Quando cada processo ocorre em sua ordem, resulta comumente a saúde; quando na ordem oposta, doença.

Idéias como essas serão centrais no pensamento médico de Hipócrates, o mais famoso médico grego da Antigüidade. Supõe-se que ele viveu em torno do ano 400 antes da era cristã. Platão e Aristóteles falam sobre ele como sendo o mais importante médico da época. Tornou-se uma figura lendária, e posteriormente foram inventadas histórias sobre ele, como a de que seria um descendente de Hércules e de Asclepios.

Existe uma grande quantidade de livros que sobreviveram até hoje, que são atribuídos a Hipócrates. Esse conjunto de obras é chamado "Coleção Hipocrática" (ou, em latim: "Corpus Hippocraticum"). São muitos livros, de estilos diferentes, que não podem ter sido escritos por uma mesma pessoa, pois eles se contradizem e criticam uns aos outros. Eles foram reunídos quando foi criada a grande biblioteca de Alexandria, um século depois da época de Hipócrates. Pode ser que nenhum deles tenha sido escrito pelo verdadeiro Hipócrates. Muitos historiadores já tentaram identificar as épocas e autores dessas obras, mas nenhum desses resultados é seguro. Por isso, vamos nos referir simplesmente às "obras de Hipócrates", sem no entanto querer dizer que essas obras foram escritas por uma única pessoa chamada Hipócrates.

A medicina hipocrática é totalmente naturalista, ou seja, nunca leva em conta causas sobrenaturais. Esse ponto de vista se torna especialmente claro, por exemplo, em uma obra que discute a epilepsia, que era chamada de "doença sagrada":

Com relação à doença chamada "sagrada": ela me parece não ser mais divina nem sagrada do que outras doenças, mas tem uma causa natural da qual ela se origina, como as outras perturbações. Os homens consideram sua natureza e causa como divinas por ignorância e espanto, pois ela não é como as outras doenças. E essa noção de sua natureza divina é mantida pela incapacidade de compreendê-la e pela simplicidade do modo pelo qual ela é curada, pois os homens se libertam dela por purificações e encantamentos.

A obra de Hipócrates recusa toda explicação sobrenatural e associa a epilepsia a problemas hereditários do cérebro.

Uma idéia básica que aparece em muitas obras de Hipócrates é a de que o organismo humano é composto por um certo número de líquidos ou "humores". Quando esses humores estão distribuídos corretamente pelo corpo, e em quantidades corretas, existe a saúde.
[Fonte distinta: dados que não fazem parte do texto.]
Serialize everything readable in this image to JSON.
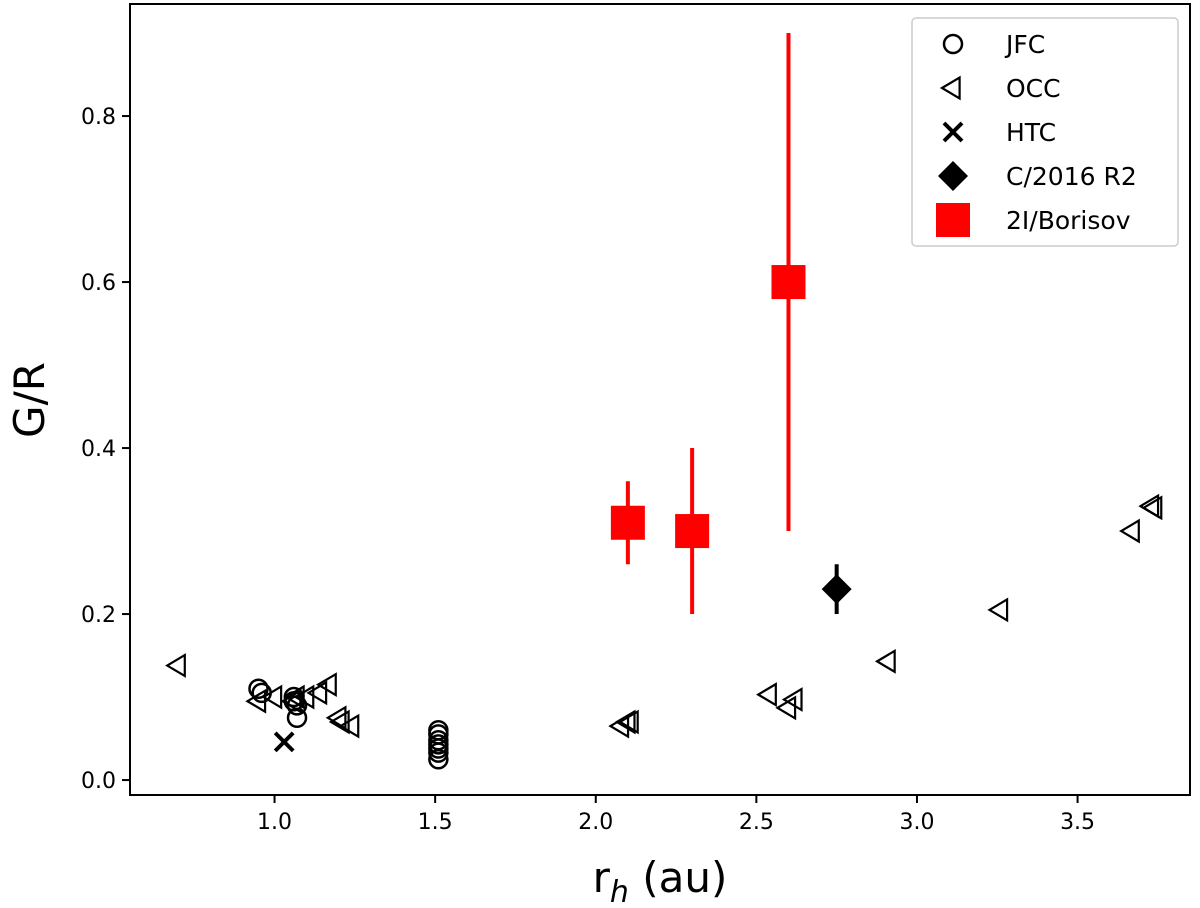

Mas quando um deles está em excesso ou acumulado em um local ou não tem as propriedades corretas, ocorre a doença.

A saúde é, assim, um estado de harmonia e a doença corresponde a uma desarmonia interna. Em grande parte, a saúde e a doença resultam da alimentação, pois é dos alimentos que se originam todas as substâncias do corpo, incluindo os humores. Os alimentos precisam ser transformados nas substâncias corporais, e isso ocorre através de seu "cozimento", digestão ou "maturação" no organismo. Se o alimento não é bem "cozido" no corpo, resultam humores inadequados e a doença.

O processo de cura exige que esses humores sejam "cozidos" e que os excessos sejam excretados pela urina, suor, excrementos ou catarro. O tratamento é feito principalmente pela dieta, exercícios físicos, banhos quentes, assim como remédios destinados a retirar os humores em excesso (como laxativos ou vomitórios).

Em algumas das obras hipocráticas, os remédios são também vistos como devendo ser dotados de propriedades opostas às dos humores que estão causando a doença. Nesse caso, os remédios poderiam anular os efeitos desses humores no corpo. No entanto, em outras obras, critica-se esse método de terapia.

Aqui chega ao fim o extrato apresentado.